Há uma ala do Senado que vê no projeto uma tentativa de frear a Operação Lava Jato. Para outros, a proposta é necessária justamente pela ameaça que operações como Lava Jato e Carne Fraca causariam às liberdades individuais.
“Está mais com cara de retaliação do que de projeto de lei”O PLS 280 prevê, por exemplo, a prisão de um a quatro anos para a autoridade que “decretar condução coercitiva de testemunha ou investigado manifestamente descabida ou sem prévia intimação de comparecimento ao juízo”. O projeto estabelece mais de 30 tipos penais para punir, por exemplo, o juiz que decretar prisão preventiva, busca e apreensão de menor ou outra medida de privação da liberdade, em desconformidade com a lei. Também considera crime fotografar, filmar ou divulgar imagem de preso, internado, investigado, indiciado ou vítima em processo penal, sem seu consentimento ou com autorização obtida mediante constrangimento ilegal.
“Está mais com cara de retaliação do que de projeto de lei”, atacou Randolfe, na saída da CCJ. Segundo argumentou, não havia sentido em apresentar um parecer para o projeto e só depois fazer a audiência pública. “Claramente é uma pressa para votar isso, ignorando inclusive a sugestão do procurador-geral, Rodrigo Janot”. Segundo o senador a discussão do projeto está sendo atropelada para retaliar o Ministério Público.
Diante do retorno do projeto à pauta, Janot entregou ontem ao Congresso uma proposta que ameniza o texto. Ela criminaliza o abuso de autoridade de membros dos Poderes Executivo, Legislativo e Judiciário, do Ministério Público, mas não a divergência na interpretação de lei ou na avaliação de fatos e provas. Para Janot, os agentes públicos não podem ser punidos pelo exercício regular de suas funções.
Mais tempo
O relator do texto que já tramita no Senado, Roberto Requião (PMDB/PR), disse que não há motivos para fugir do debate sobre abuso de autoridades no Brasil. Segundo ele, o projeto não se refere apenas a juízes e promotores, mas a todas as autoridades. “Amanhã um juiz de um município qualquer do Brasil pode determinar um depoimento coercitivo para um ministro do STF. Com a autonomia que eles têm, não será penalizado por isso”, argumentou.
Procurador-geral da República, Rodrigo Janot entrega proposta sobre abuso de autoridade ao presidente do Senado, Eunício Oliveira.
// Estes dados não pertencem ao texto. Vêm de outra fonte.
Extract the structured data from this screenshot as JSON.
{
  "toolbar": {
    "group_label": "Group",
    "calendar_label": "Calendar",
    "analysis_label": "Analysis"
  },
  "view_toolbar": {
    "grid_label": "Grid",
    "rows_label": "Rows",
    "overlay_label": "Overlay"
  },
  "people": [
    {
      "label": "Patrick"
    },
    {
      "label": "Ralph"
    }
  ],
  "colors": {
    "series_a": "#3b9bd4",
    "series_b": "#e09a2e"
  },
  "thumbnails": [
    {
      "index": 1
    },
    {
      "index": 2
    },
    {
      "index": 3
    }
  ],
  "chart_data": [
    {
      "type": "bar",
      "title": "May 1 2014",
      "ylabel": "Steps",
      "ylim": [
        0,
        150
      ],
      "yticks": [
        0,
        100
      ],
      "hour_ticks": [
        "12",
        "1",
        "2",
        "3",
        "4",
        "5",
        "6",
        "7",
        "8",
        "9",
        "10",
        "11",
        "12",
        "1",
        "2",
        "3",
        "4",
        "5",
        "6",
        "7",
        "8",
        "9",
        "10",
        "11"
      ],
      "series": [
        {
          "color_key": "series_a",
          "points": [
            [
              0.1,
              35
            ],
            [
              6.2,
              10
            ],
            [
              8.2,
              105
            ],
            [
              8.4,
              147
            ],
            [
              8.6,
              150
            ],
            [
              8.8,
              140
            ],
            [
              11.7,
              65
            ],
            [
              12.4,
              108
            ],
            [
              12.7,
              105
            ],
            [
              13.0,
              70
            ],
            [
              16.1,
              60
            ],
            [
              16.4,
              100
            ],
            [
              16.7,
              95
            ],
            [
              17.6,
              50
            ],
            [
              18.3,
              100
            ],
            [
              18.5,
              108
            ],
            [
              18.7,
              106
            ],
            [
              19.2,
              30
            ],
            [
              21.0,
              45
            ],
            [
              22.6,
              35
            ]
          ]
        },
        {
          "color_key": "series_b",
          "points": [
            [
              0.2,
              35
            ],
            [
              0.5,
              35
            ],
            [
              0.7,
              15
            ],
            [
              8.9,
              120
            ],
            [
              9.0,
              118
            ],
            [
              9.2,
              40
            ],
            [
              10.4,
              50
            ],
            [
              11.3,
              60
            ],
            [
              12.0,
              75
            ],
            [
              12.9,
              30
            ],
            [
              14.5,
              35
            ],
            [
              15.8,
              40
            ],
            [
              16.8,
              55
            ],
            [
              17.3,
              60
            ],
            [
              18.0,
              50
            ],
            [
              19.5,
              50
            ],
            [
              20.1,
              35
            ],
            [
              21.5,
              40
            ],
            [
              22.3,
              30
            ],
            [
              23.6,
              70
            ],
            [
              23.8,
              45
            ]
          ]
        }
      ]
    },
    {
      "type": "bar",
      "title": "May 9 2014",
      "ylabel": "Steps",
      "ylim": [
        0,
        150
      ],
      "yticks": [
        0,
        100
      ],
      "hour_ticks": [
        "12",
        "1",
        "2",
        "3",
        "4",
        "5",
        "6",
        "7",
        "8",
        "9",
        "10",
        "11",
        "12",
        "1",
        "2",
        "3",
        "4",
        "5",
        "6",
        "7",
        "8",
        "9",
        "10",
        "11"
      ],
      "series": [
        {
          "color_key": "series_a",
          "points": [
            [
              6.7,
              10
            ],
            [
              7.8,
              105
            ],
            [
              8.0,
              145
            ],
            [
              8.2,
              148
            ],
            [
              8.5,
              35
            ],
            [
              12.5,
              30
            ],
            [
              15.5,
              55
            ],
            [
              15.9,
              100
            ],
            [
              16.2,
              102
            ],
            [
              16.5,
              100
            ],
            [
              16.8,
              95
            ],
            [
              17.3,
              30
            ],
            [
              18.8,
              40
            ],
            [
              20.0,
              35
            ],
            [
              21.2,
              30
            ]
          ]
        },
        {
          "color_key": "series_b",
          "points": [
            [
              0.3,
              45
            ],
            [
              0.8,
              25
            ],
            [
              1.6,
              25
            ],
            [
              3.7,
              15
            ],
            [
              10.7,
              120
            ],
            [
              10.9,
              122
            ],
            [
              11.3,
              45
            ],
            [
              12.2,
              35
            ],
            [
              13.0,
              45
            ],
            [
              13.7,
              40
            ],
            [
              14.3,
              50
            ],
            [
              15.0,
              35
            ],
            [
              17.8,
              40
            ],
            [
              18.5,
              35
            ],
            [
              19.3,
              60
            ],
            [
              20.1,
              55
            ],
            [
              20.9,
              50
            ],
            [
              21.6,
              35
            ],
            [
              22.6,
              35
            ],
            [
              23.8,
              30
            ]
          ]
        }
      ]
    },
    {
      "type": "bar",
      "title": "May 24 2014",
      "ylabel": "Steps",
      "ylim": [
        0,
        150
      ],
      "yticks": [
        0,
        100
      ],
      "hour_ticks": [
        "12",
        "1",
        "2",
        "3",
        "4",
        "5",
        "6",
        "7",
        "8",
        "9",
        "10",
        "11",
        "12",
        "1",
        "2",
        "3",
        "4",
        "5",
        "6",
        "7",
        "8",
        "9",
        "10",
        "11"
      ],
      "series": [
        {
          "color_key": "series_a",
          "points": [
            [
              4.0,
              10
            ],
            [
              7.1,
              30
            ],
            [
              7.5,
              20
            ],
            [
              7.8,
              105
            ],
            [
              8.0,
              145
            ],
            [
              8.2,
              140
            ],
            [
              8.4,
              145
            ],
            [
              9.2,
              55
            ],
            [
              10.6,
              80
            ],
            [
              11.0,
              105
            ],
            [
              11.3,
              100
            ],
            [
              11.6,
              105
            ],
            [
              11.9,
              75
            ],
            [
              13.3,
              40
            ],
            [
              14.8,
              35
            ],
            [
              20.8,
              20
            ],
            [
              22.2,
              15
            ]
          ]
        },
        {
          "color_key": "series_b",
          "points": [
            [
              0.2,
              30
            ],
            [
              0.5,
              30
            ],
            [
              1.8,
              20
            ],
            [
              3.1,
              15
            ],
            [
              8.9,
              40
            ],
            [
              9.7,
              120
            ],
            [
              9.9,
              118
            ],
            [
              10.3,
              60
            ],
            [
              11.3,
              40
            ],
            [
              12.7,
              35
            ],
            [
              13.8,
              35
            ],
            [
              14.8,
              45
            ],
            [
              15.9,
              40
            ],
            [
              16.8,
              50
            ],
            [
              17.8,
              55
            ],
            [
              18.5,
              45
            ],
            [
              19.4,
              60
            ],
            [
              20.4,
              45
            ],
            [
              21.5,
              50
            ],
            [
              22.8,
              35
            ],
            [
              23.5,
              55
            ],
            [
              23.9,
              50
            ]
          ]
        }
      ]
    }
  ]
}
Foto: Marcelo Camargo/Agência Brasil
De qualquer forma, chamou atenção a correria de Rodrigo Janot ao Congresso para se reunir com Rodrigo Maia, presidente da Câmara e reconhecido como o “Botafogo” na planilha da Odebrecht, e Eunício Oliveira, presidente do Senado e o “Índio“, na mesma planilha que indica propinas a políticos.
A presença do chefe do Ministério Público em negociatas com congressistas delatados e investigados pegou mal para a instituição. Ademais, salta os olhos que as autoridades eleitas e enroladas com a Justiça conduzam mudanças legislativas essenciais para a continuidade das investigações.